In the publication entitled “Artificial Neural Networks And High Speed Resistivity Modeling Software Speeds Reservoir Characterization”, Jeff S. Arbogast and Mark H. Franklin, Petroleum Engineer International, pp. 57-61, the authors describe use of a neural network trained on real well logs of various types. By proper selection of available logs for training, it is reported that it is possible to synthesize missing logs or fill in bad data for other wells in the same field.
In U.S. Pat. No. 5,251,286, Method for Estimating Formation Permeability from Wireline Logs Using Neural Networks, the inventors Jacky M. Wiener, Robert F. Moll and John A. Rogers disclose use of a neural network to determine permeability. The network is trained with resistivity, neutron porosity, bulk density, interval transit time, and other logs and actual measured core permeability. It is then able to use the same wireline log measurements from other wells in the same area to estimate formation permeability in wells from which cores were not actually taken and measured.
In U.S. Pat. No. 5,862,513, Systems and Methods for Forward Modeling of Well Logging Tool Responses, the inventors Alberto G. Mezzatesta, Michael A. Jervis, David R. Beard, Kurt M. Strack, and Leonty A. Tabarovsky disclose use of a neural network to produce synthetic tool responses for a well logging tool. The neural network is trained to simulate the response of a particular logging tool to models of earth formations. The trained network is intended for use as the forward solver in an iterative inversion process.

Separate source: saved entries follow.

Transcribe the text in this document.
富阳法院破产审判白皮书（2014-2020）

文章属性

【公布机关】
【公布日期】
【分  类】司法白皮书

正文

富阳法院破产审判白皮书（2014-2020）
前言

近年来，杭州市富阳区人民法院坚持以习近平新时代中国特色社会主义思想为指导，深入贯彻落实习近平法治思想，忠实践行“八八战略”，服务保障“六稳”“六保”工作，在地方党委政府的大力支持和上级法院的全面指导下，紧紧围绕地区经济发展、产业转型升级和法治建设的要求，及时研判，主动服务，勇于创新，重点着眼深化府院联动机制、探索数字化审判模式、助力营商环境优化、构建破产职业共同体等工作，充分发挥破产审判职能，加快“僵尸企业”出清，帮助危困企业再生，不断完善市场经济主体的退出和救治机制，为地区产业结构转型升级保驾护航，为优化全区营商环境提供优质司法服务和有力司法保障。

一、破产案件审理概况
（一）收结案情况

In U.S. Pat. No. 6,044,325, Conductivity Anisotropy Estimation Method for Inversion Processing of Measurements Made by a Transverse Electromagnetic Induction Logging Instrument, the inventors Srinivasa V. Chakravarthy, Pravin Gupta, Raghu Chunduru, Berthold G. Kriegshauser, and Otto N. Fanini teach a method of using a trained neural network for improving initial estimates of formation parameters. The network is trained by first synthesizing the response of the tool to models of earth formations. Then initial estimates of the earth parameters are calculated from the synthesized responses. The initial estimates and known earth models are used to train a neural network. To use the trained network with real data, actual tool signals are first processed to produce an initial estimate of earth parameters. These processed signals are then input to the trained neural network to produce improved estimates of parameters.

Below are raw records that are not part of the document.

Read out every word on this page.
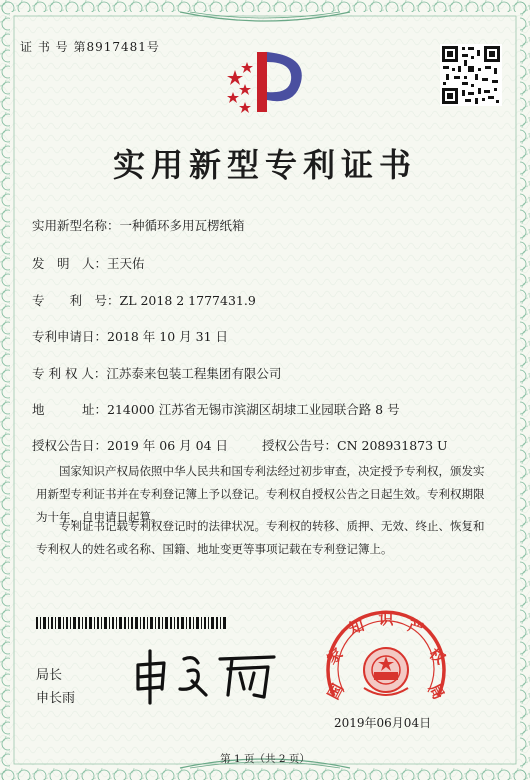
证 书 号 第8917481号
实用新型专利证书
实用新型名称：一种循环多用瓦楞纸箱
发　明　人：王天佑
专　　利　号：ZL 2018 2 1777431.9
专利申请日：2018 年 10 月 31 日
专 利 权 人：江苏泰来包装工程集团有限公司
地　　　址：214000 江苏省无锡市滨湖区胡埭工业园联合路 8 号
授权公告日：2019 年 06 月 04 日	授权公告号：CN 208931873 U
国家知识产权局依照中华人民共和国专利法经过初步审查，决定授予专利权，颁发实用新型专利证书并在专利登记簿上予以登记。专利权自授权公告之日起生效。专利权期限为十年，自申请日起算。
专利证书记载专利权登记时的法律状况。专利权的转移、质押、无效、终止、恢复和专利权人的姓名或名称、国籍、地址变更等事项记载在专利登记簿上。
局长
申长雨	国
家
知 识 产
权
局
2019年06月04日
第 1 页（共 2 页）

While these references have shown improvements in well log inversion by use of trained neural networks, none of them have taught a method for direct inversion of logging tool signals to produce a log of formation parameters. Direct inversion would be faster than the prior art methods and would allow real time generation of well logs at the well site. It would also allow real time processing of logging tool signals in LWD or MWD. This would be quite useful to the drilling engineer during the drilling process. For example, in slant well drilling the well logs could be used in guiding the drilling system.